To date, the detection of drug-metabolizing genes has been widely used in the clinical treatment of epilepsy in many major hospitals in China. The patients’ DNA samples are routinely collected from the patients’ oral mucosal epithelial cells to detect the target genes, subsequently determining the selection of appropriate AEDs for the patients with low risk of adverse reactions and high level of bioavailability based on the phenotypes of different target genes. These results facilitate significantly the establishment of a unique genetic database of the Chinese population, ultimately developing the clinical guidance distinctive for the Chinese population based on the characteristics of genetic distribution.
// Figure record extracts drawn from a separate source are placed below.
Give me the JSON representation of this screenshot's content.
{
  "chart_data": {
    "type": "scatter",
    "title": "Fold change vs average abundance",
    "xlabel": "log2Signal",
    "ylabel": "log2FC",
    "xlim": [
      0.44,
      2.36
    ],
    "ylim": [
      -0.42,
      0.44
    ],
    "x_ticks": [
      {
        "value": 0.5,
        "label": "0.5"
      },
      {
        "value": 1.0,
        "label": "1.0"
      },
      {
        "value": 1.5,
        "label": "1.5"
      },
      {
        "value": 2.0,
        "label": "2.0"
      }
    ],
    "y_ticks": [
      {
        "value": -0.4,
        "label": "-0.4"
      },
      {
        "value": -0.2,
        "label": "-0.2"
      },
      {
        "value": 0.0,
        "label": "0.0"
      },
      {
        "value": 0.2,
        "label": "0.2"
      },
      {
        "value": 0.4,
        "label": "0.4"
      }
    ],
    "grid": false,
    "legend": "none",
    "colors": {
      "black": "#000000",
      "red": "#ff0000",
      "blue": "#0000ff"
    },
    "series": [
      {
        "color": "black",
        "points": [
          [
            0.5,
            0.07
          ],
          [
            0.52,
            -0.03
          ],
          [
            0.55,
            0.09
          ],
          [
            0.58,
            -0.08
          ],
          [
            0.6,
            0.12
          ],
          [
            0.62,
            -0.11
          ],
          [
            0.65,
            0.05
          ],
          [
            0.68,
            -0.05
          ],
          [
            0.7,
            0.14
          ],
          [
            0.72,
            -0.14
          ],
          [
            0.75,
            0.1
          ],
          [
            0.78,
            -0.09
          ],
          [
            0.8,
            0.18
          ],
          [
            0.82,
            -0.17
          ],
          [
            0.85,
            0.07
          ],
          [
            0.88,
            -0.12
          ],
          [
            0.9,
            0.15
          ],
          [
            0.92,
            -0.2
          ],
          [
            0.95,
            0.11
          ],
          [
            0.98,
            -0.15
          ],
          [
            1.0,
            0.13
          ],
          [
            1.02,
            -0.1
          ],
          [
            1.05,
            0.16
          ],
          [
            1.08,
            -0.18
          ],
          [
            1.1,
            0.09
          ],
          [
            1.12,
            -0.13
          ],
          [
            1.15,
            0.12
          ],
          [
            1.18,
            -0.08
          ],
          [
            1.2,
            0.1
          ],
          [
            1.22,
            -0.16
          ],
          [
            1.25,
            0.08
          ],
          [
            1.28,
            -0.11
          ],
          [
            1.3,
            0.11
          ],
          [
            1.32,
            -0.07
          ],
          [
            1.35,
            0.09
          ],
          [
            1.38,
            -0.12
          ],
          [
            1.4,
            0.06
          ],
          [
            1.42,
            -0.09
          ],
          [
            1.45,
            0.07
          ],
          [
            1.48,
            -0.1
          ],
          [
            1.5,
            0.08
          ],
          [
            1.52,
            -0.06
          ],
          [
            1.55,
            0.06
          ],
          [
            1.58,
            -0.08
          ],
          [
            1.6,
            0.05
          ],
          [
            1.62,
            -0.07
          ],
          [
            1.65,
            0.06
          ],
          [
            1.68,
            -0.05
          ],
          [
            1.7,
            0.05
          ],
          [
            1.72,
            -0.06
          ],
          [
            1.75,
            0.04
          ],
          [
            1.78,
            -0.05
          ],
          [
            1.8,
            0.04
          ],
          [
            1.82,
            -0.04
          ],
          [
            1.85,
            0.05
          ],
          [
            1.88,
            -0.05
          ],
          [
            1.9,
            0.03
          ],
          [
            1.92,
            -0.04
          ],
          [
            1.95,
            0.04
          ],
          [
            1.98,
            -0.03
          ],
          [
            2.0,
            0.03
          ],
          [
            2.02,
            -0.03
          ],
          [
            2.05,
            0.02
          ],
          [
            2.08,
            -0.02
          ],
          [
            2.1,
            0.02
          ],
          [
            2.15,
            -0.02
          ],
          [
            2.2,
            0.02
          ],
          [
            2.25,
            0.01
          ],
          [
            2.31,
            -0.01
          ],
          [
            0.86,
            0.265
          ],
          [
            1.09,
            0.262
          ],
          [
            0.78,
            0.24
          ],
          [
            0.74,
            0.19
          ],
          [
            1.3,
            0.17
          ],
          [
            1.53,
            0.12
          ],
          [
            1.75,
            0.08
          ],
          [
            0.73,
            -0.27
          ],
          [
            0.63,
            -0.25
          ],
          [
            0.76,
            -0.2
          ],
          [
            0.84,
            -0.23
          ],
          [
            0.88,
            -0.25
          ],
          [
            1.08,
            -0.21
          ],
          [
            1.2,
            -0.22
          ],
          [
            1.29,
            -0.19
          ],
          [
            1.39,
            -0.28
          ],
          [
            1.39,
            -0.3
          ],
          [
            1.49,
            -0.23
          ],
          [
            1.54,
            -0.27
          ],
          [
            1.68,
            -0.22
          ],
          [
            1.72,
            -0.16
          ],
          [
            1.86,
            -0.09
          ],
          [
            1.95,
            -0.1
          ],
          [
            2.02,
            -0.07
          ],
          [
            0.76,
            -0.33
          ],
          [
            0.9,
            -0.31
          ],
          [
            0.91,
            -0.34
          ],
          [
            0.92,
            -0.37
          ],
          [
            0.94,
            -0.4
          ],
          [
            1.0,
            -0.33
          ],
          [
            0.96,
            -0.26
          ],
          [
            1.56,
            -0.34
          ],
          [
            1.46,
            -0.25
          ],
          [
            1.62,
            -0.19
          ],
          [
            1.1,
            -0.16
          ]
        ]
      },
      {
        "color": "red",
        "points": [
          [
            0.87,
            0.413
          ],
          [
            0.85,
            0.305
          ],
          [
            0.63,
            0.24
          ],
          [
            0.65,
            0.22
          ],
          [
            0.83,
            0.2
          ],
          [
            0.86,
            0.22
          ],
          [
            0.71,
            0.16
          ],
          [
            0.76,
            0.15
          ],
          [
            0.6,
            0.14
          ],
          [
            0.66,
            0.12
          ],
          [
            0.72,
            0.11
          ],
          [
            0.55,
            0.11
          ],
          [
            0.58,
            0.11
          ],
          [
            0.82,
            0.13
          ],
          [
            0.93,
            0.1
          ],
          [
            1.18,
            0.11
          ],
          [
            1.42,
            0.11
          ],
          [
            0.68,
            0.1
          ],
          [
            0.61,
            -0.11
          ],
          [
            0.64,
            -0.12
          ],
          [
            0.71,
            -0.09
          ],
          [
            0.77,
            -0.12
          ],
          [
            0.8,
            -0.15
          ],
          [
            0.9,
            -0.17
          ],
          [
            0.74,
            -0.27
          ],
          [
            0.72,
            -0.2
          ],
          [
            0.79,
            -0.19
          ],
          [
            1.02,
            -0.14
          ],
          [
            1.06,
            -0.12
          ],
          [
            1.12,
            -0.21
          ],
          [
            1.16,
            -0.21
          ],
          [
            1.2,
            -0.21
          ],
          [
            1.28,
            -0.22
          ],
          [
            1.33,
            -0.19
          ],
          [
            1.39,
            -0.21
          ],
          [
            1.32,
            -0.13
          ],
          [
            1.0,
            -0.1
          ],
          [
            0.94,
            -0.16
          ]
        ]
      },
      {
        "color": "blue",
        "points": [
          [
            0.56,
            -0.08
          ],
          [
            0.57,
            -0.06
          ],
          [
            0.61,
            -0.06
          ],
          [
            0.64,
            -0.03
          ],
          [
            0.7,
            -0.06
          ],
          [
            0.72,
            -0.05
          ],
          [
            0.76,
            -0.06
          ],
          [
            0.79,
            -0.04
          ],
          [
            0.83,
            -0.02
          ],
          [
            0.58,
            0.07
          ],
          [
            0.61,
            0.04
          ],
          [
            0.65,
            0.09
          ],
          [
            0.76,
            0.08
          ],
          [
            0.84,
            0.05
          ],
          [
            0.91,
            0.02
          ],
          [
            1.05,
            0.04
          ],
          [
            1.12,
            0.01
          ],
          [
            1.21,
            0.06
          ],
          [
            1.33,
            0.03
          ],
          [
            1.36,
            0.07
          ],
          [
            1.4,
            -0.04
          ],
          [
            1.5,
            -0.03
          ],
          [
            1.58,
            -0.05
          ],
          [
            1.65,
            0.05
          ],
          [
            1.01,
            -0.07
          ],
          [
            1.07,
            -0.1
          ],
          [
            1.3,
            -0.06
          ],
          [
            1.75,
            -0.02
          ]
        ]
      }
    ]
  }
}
Furthermore, the detection and acquisition of a large amount of data provide strong theoretical and experimental evidence for the development and production of novel AEDs. It is reasonably expected that in the future, it is highly possible to provide detailed recommendations of the types, dosages, and frequency of administration of the personalized AEDs based on the convenient collections of the oral mucosal epithelial cells.

Conclusion

Due to its severe impact on human health, epilepsy is extensively investigated to explore its effective treatments worldwide. Although the traditional AEDs have shown serious side effects, the current treatment of epilepsy is still commonly based on the traditional AEDs. The clinical knowledge on the effects of genetic polymorphism of genes encoding drug-metabolizing enzymes on the plasma concentration of AEDs has been significantly expanded. It is increasingly imperative to summarize and conceptualize the clinical significance of recent studies on individualized therapeutic regimens. Our review summarizes solid experimental evidence to provide the clinical guidance for the applications of AEDs.